Me parecería artificioso, e incluso esnob, delegar en otra la traducción al castellano, una lengua que conozco tanto y que aprecio tanto como el asturiano.
Termino con un agradecimiento a la redacción de La Linterna del Traductor por darme la ocasión de exponer en estas páginas mi punto de vista sobre esas dos hermanas mellizas que son, en mi opinión, la escritura y la traducción. Comenzaba este artículo con la visión de la traducción que ofrece Amara Lakhous a través de uno de sus personajes literarios y quiero rematarlo citando a la novelista y poeta italiana Patrizia Cavalli, recientemente fallecida, que decía que traducir «supone un esfuerzo espantoso: hay que atravesar el infierno del artificio para conquistar la apariencia de la naturalidad». Eso, la conquista de la naturalidad, es posiblemente una de las piedras angulares de este y de otros oficios que tienen su razón de ser en la palabra, una materia prima preciosa y renovable.

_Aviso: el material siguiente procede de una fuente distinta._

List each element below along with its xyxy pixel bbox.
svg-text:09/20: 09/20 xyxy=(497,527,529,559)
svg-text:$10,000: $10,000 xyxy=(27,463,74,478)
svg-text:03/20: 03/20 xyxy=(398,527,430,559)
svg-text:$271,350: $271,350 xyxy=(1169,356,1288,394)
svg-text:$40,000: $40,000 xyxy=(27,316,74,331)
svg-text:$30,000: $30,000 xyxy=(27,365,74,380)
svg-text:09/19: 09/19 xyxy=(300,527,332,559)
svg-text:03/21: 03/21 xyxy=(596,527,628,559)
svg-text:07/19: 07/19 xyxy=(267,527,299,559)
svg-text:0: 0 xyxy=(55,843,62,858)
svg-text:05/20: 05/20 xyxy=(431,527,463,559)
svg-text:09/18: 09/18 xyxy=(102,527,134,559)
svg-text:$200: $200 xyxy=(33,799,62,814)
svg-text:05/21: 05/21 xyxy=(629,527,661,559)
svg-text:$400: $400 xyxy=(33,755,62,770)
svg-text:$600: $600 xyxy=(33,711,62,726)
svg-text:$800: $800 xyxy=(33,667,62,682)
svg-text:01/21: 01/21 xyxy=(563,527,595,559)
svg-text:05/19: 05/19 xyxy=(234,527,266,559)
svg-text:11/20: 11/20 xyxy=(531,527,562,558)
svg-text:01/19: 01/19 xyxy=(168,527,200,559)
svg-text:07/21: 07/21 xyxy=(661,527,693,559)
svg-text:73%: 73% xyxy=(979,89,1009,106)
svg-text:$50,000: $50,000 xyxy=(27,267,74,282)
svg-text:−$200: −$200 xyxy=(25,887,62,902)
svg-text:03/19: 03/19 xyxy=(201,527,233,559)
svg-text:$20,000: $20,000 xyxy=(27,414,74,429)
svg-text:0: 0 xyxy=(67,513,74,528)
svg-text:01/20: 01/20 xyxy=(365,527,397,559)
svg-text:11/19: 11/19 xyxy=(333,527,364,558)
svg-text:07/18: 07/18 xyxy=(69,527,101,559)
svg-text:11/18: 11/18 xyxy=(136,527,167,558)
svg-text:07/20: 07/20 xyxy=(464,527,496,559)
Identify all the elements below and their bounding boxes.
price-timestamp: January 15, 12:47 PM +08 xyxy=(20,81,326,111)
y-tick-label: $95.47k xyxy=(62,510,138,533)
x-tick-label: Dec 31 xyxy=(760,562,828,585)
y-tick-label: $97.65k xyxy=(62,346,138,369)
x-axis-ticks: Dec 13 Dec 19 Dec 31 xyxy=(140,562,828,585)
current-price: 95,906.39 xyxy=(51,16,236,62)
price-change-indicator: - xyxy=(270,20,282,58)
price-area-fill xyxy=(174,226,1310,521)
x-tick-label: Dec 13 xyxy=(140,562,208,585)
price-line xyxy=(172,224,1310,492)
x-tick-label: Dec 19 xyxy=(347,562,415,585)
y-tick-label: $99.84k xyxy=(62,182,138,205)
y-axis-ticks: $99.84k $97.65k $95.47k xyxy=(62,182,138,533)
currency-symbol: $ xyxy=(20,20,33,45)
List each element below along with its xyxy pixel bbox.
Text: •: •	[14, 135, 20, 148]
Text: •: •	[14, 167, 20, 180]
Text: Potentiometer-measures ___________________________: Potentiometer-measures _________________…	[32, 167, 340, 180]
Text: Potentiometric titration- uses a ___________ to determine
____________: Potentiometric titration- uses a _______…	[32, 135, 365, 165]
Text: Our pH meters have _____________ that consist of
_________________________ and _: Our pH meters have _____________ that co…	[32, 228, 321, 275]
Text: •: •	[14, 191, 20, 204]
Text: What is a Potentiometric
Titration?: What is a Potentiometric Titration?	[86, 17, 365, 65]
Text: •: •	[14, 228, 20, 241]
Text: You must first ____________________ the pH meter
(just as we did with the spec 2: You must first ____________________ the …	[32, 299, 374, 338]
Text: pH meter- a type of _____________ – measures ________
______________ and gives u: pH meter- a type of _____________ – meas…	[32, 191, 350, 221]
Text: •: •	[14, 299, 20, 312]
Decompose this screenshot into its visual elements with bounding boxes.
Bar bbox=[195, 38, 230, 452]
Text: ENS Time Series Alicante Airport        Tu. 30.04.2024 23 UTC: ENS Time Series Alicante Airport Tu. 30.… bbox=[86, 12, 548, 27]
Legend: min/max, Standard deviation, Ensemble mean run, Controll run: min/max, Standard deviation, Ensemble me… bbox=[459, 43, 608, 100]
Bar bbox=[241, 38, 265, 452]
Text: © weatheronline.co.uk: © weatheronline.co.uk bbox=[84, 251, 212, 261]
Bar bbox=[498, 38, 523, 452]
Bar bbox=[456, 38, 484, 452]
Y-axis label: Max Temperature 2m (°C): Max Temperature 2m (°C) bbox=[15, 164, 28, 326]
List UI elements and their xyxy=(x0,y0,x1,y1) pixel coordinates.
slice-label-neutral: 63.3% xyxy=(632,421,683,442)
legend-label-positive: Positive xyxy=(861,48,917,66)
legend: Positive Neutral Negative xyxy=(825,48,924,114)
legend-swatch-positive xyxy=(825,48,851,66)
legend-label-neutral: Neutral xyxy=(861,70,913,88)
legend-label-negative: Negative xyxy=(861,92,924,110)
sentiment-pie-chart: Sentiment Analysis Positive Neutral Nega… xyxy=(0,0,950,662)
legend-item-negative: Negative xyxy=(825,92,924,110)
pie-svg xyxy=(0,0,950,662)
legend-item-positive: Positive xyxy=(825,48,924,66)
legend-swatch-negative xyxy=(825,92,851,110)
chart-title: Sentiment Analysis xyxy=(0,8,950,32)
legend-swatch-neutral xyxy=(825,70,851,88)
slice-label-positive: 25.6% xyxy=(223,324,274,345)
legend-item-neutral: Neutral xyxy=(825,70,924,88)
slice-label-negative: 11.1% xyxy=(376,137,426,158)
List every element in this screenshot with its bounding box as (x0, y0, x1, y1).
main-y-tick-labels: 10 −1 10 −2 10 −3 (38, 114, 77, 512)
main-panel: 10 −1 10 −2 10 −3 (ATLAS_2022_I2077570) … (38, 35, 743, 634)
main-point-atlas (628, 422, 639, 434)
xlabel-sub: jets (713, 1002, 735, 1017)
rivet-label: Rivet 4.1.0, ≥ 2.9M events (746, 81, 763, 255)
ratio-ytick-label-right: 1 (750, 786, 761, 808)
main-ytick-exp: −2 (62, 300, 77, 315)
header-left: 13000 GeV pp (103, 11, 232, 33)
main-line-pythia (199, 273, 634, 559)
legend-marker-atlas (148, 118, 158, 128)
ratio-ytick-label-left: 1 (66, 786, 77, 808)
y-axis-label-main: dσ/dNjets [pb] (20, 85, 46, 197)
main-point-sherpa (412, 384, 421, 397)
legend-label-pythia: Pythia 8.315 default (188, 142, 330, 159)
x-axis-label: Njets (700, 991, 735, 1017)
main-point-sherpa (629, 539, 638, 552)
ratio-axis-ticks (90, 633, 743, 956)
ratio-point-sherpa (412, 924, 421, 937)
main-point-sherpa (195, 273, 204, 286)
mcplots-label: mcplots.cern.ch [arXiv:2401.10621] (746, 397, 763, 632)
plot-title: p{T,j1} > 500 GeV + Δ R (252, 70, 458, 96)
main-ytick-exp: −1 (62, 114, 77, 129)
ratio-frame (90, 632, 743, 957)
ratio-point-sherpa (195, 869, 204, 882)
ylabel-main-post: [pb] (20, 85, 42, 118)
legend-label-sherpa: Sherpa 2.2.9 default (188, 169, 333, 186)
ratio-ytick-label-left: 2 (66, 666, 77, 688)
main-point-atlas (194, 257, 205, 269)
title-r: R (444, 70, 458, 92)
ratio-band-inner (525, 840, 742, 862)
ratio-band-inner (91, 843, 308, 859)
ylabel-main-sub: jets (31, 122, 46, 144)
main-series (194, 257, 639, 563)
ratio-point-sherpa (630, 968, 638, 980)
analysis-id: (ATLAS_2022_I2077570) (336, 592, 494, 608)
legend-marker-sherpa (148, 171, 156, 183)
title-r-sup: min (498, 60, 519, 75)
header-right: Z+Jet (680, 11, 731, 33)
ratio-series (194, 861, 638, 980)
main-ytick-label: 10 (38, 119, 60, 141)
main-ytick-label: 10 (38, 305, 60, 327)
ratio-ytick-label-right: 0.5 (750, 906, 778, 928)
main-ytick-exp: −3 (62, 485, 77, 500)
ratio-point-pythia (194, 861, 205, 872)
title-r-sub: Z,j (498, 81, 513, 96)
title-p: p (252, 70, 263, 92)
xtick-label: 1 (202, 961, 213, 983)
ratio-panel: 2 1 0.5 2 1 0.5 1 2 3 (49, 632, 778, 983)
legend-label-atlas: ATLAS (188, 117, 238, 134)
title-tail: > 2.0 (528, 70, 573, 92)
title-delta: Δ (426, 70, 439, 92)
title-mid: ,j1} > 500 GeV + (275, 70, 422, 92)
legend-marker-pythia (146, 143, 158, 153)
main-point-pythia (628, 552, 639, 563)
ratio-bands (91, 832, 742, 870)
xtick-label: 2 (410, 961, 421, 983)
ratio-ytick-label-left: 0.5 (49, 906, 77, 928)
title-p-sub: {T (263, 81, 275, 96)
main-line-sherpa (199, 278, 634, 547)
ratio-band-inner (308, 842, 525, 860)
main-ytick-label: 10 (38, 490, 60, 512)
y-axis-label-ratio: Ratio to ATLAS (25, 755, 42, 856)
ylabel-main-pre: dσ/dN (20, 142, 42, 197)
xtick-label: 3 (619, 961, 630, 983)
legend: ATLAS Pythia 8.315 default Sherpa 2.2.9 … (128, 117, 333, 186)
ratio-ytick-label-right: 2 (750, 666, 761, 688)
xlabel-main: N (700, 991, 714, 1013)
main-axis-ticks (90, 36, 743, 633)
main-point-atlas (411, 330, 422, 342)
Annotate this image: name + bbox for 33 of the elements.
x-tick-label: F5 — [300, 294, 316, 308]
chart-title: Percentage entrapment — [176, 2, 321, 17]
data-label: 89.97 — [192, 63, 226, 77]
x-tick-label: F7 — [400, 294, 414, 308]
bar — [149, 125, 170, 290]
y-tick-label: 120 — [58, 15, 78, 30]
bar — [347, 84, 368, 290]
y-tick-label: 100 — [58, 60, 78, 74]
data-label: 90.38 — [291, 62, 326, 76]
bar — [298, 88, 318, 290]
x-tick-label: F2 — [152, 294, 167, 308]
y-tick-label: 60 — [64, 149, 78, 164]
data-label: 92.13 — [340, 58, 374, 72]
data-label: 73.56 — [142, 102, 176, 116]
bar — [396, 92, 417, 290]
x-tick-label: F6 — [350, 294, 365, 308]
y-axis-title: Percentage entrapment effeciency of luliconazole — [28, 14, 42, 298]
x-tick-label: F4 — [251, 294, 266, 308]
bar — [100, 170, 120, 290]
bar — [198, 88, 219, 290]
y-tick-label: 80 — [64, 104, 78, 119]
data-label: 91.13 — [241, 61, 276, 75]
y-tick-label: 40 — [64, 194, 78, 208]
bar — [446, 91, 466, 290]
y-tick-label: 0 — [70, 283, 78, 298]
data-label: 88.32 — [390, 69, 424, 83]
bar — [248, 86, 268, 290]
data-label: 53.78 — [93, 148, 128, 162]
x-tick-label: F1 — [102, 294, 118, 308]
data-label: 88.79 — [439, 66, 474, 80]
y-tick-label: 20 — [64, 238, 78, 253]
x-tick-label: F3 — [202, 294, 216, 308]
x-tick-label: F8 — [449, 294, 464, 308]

Francisco Álvarez González
Francisco Álvarez González (Gijón/Xixón, 1970) es periodista, escritor y traductor literario de italiano. Trabajó durante veinte años en el diario gijonés El Comercio y es autor de una docena de libros de ficción y de no ficción, en asturiano y en castellano. Ganó el Premiu de Novela Xosefa Xovellanos, el más relevante de la narrativa en lengua asturiana, con Lluvia d’agostu (Hoja de Lata, 2016), que fue publicada posteriormente en castellano como Lluvia de agosto (Hoja de Lata, 2017) y en alemán como Durruti, die neu Welt in unseren Herzen (Bahoe Books, 2019); en breve se editará en griego. Con su segunda novela, Los xardinos de la lluna (Trabe, 2020), logró de nuevo el Xosefa Xovellanos. Ha traducido al castellano una docena de libros de Amara Lakhous, Marcello Fois y Alberto Prunetti, entre otros autores. Acaba de publicar el volumen de cuentos en castellano Cabeza alta (Hoja de Lata, 2022).